Expression profiling in brain microvascular endothelial cells and astrocytes in mouse models of Cranial Cavernous Malformation disease

Cerebral Cavernous Malformations (CCMs) are neurovascular lesions caused by loss-of-function mutations in one of three genes, including KRIT1 (CCM1), CCM2, and PDCD10 (CCM3). Following onset, disease severity ranges from minimal vascular defects to numerous vascular dilations (lesions) distributed throughout the brain.
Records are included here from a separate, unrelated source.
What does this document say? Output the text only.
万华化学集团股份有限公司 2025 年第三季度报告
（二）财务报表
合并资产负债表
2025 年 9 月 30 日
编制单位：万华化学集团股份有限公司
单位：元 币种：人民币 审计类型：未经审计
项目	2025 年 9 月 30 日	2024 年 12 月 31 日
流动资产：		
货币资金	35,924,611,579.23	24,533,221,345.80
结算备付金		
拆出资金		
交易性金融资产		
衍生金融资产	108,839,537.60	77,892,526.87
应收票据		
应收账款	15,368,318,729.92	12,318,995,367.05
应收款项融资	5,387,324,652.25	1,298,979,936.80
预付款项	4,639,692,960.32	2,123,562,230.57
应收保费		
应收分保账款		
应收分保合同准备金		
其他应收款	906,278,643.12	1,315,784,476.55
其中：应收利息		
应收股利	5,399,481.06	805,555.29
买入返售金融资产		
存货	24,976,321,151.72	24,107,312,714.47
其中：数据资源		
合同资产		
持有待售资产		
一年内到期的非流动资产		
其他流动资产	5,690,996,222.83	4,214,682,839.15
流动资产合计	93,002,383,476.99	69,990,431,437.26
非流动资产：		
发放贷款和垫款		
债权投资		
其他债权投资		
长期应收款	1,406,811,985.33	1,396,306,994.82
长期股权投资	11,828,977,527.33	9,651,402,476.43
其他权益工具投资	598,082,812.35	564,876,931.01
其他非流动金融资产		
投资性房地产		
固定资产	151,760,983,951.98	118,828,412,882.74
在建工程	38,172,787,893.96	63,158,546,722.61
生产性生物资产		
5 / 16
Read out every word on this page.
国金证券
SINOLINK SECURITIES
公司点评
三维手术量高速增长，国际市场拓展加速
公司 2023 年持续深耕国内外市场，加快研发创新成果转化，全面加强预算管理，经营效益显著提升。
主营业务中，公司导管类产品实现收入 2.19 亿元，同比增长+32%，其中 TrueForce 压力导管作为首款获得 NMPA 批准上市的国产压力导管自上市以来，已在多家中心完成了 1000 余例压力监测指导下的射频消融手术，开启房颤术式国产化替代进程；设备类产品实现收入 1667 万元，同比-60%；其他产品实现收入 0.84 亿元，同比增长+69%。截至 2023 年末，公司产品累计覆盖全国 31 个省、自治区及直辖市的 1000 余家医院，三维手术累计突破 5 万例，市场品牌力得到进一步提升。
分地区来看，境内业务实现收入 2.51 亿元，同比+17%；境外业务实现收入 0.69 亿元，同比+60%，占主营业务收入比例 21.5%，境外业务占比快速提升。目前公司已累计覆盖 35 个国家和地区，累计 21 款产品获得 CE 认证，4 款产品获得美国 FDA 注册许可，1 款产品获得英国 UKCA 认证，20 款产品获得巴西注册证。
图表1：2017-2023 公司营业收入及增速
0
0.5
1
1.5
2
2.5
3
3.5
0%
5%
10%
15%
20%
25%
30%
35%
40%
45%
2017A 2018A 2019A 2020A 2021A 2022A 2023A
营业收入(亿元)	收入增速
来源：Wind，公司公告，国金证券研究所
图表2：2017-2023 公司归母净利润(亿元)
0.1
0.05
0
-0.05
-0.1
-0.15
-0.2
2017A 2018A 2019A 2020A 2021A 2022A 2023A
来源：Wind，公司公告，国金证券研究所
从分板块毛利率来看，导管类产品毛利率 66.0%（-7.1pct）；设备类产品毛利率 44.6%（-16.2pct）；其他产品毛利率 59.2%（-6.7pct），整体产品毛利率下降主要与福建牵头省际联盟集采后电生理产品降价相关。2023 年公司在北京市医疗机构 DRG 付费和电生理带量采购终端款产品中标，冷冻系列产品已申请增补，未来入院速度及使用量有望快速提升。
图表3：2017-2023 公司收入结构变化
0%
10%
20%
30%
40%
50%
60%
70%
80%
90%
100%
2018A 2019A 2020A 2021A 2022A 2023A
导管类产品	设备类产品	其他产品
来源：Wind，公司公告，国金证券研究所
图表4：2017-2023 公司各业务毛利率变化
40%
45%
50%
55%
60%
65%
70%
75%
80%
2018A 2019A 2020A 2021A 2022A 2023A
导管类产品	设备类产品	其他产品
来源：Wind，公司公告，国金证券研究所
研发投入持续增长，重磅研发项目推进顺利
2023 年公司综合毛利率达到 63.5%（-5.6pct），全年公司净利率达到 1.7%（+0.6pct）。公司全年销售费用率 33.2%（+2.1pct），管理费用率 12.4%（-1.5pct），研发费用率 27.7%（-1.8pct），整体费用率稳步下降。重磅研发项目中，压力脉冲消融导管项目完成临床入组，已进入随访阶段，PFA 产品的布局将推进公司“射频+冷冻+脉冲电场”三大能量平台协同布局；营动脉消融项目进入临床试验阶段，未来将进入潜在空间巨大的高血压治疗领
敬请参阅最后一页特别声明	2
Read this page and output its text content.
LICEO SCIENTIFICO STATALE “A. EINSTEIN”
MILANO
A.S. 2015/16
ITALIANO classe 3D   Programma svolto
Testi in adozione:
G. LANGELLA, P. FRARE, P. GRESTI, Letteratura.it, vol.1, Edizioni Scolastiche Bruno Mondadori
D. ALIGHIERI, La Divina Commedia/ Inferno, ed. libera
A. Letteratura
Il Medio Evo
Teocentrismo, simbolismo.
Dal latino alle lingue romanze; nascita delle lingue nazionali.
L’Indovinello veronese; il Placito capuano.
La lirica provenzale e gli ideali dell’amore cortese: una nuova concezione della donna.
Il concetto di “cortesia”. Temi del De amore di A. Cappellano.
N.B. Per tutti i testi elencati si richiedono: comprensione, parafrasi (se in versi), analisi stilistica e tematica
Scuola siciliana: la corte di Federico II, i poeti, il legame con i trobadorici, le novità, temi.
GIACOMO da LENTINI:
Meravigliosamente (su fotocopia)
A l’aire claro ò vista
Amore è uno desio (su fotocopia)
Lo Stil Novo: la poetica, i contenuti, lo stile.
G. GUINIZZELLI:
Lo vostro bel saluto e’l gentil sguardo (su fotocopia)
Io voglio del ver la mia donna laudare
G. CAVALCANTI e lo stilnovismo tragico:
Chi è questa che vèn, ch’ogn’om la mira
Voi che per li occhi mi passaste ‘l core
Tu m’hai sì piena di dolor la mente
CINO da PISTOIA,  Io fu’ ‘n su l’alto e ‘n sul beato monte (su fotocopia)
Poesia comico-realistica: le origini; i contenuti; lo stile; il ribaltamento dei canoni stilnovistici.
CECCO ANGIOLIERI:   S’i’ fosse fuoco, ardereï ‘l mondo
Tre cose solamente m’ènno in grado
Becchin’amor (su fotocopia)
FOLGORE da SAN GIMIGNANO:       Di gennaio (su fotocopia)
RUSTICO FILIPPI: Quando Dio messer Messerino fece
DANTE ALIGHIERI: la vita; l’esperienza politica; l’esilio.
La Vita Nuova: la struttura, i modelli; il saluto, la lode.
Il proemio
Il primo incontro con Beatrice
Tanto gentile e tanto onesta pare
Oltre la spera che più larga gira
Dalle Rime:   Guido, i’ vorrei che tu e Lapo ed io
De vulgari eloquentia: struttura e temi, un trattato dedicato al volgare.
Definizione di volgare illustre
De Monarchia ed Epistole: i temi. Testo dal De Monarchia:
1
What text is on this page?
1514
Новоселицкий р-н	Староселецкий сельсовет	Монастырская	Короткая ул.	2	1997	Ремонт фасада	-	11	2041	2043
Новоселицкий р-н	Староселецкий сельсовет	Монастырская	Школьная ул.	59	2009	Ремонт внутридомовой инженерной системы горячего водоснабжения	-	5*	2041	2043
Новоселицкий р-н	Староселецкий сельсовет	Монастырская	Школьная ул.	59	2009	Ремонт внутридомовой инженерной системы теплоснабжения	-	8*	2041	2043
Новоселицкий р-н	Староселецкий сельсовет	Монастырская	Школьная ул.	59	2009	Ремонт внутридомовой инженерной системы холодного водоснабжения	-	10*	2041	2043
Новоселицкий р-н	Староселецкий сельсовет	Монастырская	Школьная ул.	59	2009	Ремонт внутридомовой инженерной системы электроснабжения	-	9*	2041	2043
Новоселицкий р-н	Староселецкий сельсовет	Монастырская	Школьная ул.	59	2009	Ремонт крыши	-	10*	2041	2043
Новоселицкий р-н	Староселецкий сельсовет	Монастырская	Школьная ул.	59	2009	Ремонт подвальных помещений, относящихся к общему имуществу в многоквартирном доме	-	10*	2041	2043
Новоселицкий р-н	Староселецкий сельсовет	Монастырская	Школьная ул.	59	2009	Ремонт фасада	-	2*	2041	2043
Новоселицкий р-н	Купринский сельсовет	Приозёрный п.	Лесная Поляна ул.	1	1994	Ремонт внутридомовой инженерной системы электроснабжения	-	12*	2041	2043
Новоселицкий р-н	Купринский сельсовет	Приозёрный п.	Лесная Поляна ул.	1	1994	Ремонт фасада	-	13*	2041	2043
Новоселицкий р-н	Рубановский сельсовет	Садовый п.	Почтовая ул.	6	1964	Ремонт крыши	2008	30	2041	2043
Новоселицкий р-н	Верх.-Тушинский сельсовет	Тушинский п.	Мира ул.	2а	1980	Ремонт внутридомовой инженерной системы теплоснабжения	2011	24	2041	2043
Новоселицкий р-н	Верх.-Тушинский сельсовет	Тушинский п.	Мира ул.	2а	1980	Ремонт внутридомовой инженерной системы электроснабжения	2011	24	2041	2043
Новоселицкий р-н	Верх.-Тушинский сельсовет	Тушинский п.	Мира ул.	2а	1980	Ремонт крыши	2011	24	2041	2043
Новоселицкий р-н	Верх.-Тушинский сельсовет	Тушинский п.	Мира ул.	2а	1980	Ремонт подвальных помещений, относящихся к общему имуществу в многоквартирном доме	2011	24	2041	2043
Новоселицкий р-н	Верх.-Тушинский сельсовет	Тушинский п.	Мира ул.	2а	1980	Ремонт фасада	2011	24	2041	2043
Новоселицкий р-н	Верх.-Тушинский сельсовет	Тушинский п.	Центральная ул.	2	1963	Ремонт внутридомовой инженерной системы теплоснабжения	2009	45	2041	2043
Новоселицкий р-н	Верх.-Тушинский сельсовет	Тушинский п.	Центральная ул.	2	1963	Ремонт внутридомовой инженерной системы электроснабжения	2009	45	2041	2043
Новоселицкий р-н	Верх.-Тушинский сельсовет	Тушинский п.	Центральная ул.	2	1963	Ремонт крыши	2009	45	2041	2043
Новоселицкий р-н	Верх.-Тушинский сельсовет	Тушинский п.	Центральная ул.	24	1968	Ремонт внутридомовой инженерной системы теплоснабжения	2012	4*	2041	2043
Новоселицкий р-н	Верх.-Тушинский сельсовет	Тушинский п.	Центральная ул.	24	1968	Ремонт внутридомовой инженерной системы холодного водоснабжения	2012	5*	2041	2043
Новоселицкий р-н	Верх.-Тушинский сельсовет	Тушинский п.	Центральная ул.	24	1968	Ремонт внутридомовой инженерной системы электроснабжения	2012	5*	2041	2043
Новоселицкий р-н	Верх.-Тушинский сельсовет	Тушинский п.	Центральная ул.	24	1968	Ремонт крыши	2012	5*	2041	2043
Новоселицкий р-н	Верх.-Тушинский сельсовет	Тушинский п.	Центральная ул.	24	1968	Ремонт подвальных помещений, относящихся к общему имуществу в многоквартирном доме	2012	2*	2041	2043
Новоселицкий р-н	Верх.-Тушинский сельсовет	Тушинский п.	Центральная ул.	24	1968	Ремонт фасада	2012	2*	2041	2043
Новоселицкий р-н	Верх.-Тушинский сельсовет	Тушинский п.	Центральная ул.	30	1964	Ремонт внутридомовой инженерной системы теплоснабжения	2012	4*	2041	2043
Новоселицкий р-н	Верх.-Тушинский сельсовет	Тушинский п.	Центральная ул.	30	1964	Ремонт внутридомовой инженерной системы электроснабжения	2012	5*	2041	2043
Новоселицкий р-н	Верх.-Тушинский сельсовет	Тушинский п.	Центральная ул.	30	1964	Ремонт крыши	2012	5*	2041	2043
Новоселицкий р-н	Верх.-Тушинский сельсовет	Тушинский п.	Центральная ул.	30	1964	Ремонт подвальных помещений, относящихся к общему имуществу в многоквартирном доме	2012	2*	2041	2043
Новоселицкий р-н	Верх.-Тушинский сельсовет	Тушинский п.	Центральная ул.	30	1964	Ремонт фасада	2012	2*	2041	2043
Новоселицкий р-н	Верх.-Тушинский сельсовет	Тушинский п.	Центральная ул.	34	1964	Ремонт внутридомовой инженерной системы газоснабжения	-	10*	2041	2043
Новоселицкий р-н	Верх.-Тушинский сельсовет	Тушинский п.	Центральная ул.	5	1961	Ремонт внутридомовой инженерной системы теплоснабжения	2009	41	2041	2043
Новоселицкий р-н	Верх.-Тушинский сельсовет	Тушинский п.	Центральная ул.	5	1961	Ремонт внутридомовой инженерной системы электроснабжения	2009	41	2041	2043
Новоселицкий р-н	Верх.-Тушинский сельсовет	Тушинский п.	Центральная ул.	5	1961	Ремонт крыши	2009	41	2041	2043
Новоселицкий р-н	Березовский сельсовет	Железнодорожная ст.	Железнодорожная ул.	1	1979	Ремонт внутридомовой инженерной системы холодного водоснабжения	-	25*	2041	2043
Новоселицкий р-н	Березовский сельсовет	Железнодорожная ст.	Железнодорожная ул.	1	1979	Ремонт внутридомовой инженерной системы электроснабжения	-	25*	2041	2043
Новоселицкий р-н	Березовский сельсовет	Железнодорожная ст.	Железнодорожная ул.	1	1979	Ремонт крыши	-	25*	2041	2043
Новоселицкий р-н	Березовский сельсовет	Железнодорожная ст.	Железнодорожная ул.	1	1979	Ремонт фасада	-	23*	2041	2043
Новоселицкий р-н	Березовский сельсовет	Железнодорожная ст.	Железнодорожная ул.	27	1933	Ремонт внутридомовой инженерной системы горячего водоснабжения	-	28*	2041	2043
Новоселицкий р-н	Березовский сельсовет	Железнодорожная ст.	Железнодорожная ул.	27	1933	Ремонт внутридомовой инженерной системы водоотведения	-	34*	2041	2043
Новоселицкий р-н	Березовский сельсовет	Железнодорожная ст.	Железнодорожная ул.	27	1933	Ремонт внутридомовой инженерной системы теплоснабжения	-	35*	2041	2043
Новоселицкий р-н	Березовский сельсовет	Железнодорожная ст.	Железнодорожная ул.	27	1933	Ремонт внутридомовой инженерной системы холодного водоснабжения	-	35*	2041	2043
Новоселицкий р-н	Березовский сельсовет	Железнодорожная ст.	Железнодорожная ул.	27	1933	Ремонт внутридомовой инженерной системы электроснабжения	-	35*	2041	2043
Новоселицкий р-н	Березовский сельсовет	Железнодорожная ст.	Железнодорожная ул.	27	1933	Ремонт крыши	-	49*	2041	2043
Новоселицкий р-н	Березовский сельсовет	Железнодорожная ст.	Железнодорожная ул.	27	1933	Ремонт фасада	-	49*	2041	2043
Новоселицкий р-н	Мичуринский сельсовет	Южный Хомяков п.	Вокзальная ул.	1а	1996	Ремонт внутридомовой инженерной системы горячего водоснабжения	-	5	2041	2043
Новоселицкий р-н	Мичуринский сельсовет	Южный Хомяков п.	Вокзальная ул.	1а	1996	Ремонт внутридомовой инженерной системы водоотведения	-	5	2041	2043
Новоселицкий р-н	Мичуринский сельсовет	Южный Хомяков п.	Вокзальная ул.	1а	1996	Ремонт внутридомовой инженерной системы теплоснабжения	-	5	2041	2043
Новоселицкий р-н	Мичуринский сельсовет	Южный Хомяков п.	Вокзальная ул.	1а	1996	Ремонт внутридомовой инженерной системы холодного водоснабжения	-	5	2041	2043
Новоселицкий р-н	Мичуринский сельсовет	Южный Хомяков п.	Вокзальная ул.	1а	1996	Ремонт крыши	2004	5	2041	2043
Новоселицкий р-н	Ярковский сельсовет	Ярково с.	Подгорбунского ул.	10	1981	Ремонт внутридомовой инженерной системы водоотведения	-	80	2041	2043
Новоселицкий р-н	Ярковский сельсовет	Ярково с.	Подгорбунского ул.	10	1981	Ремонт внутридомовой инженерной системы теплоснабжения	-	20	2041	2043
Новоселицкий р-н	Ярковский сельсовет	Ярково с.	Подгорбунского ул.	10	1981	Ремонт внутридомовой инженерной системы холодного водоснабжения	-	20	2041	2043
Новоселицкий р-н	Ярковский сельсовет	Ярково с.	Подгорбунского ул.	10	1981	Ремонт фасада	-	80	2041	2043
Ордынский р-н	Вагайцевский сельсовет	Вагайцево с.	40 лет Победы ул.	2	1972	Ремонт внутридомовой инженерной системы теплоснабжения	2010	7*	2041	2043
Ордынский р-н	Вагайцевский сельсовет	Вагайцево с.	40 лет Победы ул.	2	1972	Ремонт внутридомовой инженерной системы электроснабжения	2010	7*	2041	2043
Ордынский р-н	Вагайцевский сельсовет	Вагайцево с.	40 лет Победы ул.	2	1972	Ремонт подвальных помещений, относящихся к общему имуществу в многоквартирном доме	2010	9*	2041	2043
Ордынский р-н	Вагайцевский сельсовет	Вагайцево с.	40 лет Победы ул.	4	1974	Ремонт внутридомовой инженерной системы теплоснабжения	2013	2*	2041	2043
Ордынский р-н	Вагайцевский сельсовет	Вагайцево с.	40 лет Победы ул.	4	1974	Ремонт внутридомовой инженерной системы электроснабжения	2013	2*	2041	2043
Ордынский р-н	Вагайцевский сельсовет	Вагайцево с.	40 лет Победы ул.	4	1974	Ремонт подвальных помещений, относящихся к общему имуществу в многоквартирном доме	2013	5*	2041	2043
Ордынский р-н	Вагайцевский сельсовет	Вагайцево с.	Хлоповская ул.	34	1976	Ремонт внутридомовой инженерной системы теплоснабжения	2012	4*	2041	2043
Although the precise pathogenic mechanisms resulting in such a broad range of disease severity are unknown, inter-cellular communication between heterogeneous brain cell types including microvascular endothelial cells, astrocytes, and neurons are likely important in disease progression. To further understand these cell type relationships in the context of CCM, Riboseq was performed in astroctytes and mRNA expression profiling was performed from whole brain extracts as well as isolated brain microvascular endothelial cells. Pdcd10BECKO (Slco1c1-iCreERT2;Pdcd10fl/fl) and Pdcd10fl/fl control mice were crossed with a ribosome tagged mouse line (Aldh1l1-EGFP/Rpl10a). Following CCM induction with tamoxifen administration, brain tissue was harvested. Ribosome-bound RNA was purified from astrocytes and mRNA was purified from whole brain tissue or from purified brain microvascular endothelial cells. Sequencing was then performed on resultant RNA samples.